- Date: 10–17 July
- Edition: 55th
- Category: International Series
- Draw: 32S / 16D
- Prize money: $600,000
- Surface: Clay / outdoor
- Location: Gstaad, Switzerland
- Venue: Roy Emerson Arena

Champions

Singles
- Àlex Corretja

Doubles
- Jiří Novák / David Rikl
- ← 1999 · Swiss Open · 2001 →

= 2000 UBS Open Gstaad =

The 2000 UBS Open Gstaad was a men's tennis tournament played on outdoor clay courts at the Roy Emerson Arena in Gstaad in Switzerland and was part of the International Series of the 2000 ATP Tour.

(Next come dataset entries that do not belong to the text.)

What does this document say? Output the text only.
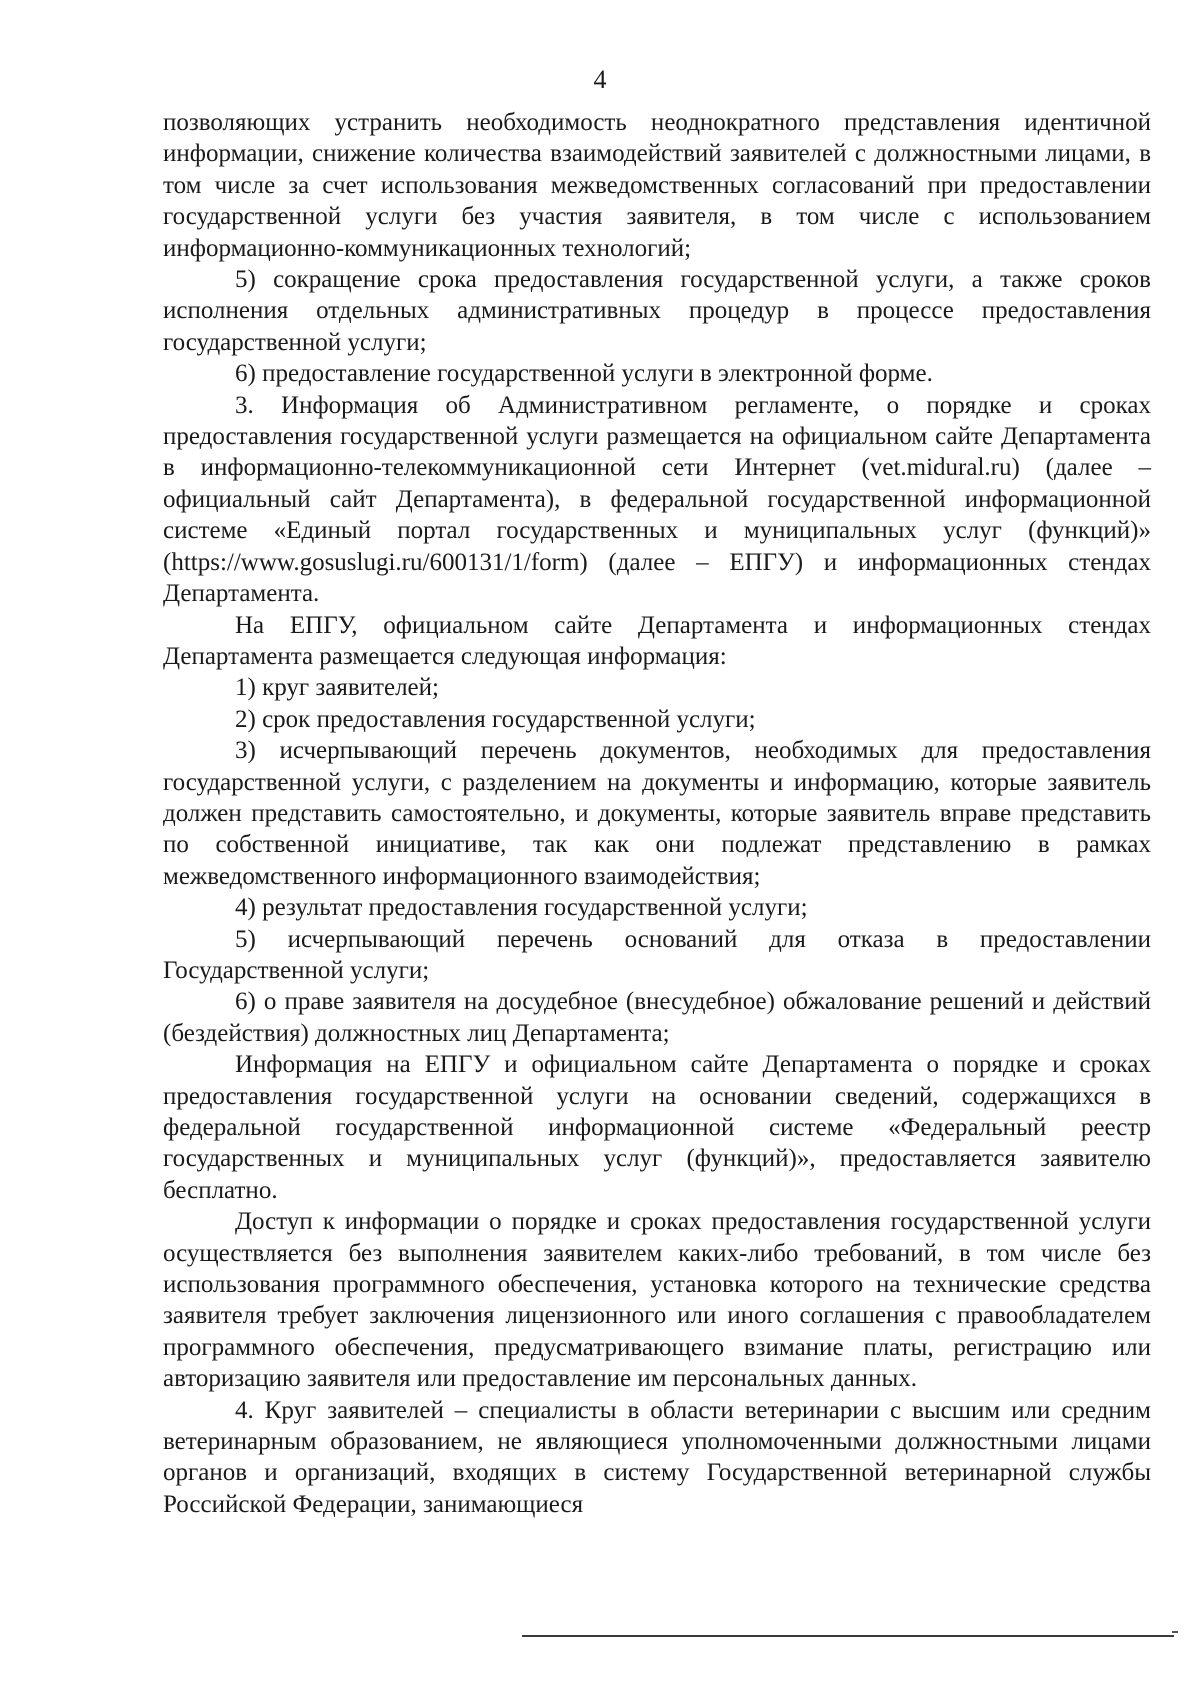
4

позволяющих устранить необходимость неоднократного представления идентичной информации, снижение количества взаимодействий заявителей с должностными лицами, в том числе за счет использования межведомственных согласований при предоставлении государственной услуги без участия заявителя, в том числе с использованием информационно-коммуникационных технологий;

5) сокращение срока предоставления государственной услуги, а также сроков исполнения отдельных административных процедур в процессе предоставления государственной услуги;

6) предоставление государственной услуги в электронной форме.

3. Информация об Административном регламенте, о порядке и сроках предоставления государственной услуги размещается на официальном сайте Департамента в информационно-телекоммуникационной сети Интернет (vet.midural.ru) (далее – официальный сайт Департамента), в федеральной государственной информационной системе «Единый портал государственных и муниципальных услуг (функций)» (https://www.gosuslugi.ru/600131/1/form) (далее – ЕПГУ) и информационных стендах Департамента.

На ЕПГУ, официальном сайте Департамента и информационных стендах Департамента размещается следующая информация:

1) круг заявителей;

2) срок предоставления государственной услуги;

3) исчерпывающий перечень документов, необходимых для предоставления государственной услуги, с разделением на документы и информацию, которые заявитель должен представить самостоятельно, и документы, которые заявитель вправе представить по собственной инициативе, так как они подлежат представлению в рамках межведомственного информационного взаимодействия;

4) результат предоставления государственной услуги;

5) исчерпывающий перечень оснований для отказа в предоставлении Государственной услуги;

6) о праве заявителя на досудебное (внесудебное) обжалование решений и действий (бездействия) должностных лиц Департамента;

Информация на ЕПГУ и официальном сайте Департамента о порядке и сроках предоставления государственной услуги на основании сведений, содержащихся в федеральной государственной информационной системе «Федеральный реестр государственных и муниципальных услуг (функций)», предоставляется заявителю бесплатно.

Доступ к информации о порядке и сроках предоставления государственной услуги осуществляется без выполнения заявителем каких-либо требований, в том числе без использования программного обеспечения, установка которого на технические средства заявителя требует заключения лицензионного или иного соглашения с правообладателем программного обеспечения, предусматривающего взимание платы, регистрацию или авторизацию заявителя или предоставление им персональных данных.

4. Круг заявителей – специалисты в области ветеринарии с высшим или средним ветеринарным образованием, не являющиеся уполномоченными должностными лицами органов и организаций, входящих в систему Государственной ветеринарной службы Российской Федерации, занимающиеся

It was the 55th edition of the tournament and ran from 10 July until 17 July 2000. First-seeded Àlex Corretja won the singles title.

==Finals==
===Singles===

ESP Àlex Corretja defeated ARG Mariano Puerta 6–1, 6–3
- It was Corretja's 2nd singles title of the year and the 11th of his career.

===Doubles===

CZE Jiří Novák / CZE David Rikl defeated FRA Jérôme Golmard / GER Michael Kohlmann 3–6, 6–3, 6–4
- It was Novák's 2nd title of the year and the 11th of his career. It was Rikl's 2nd title of the year and the 17th of his career.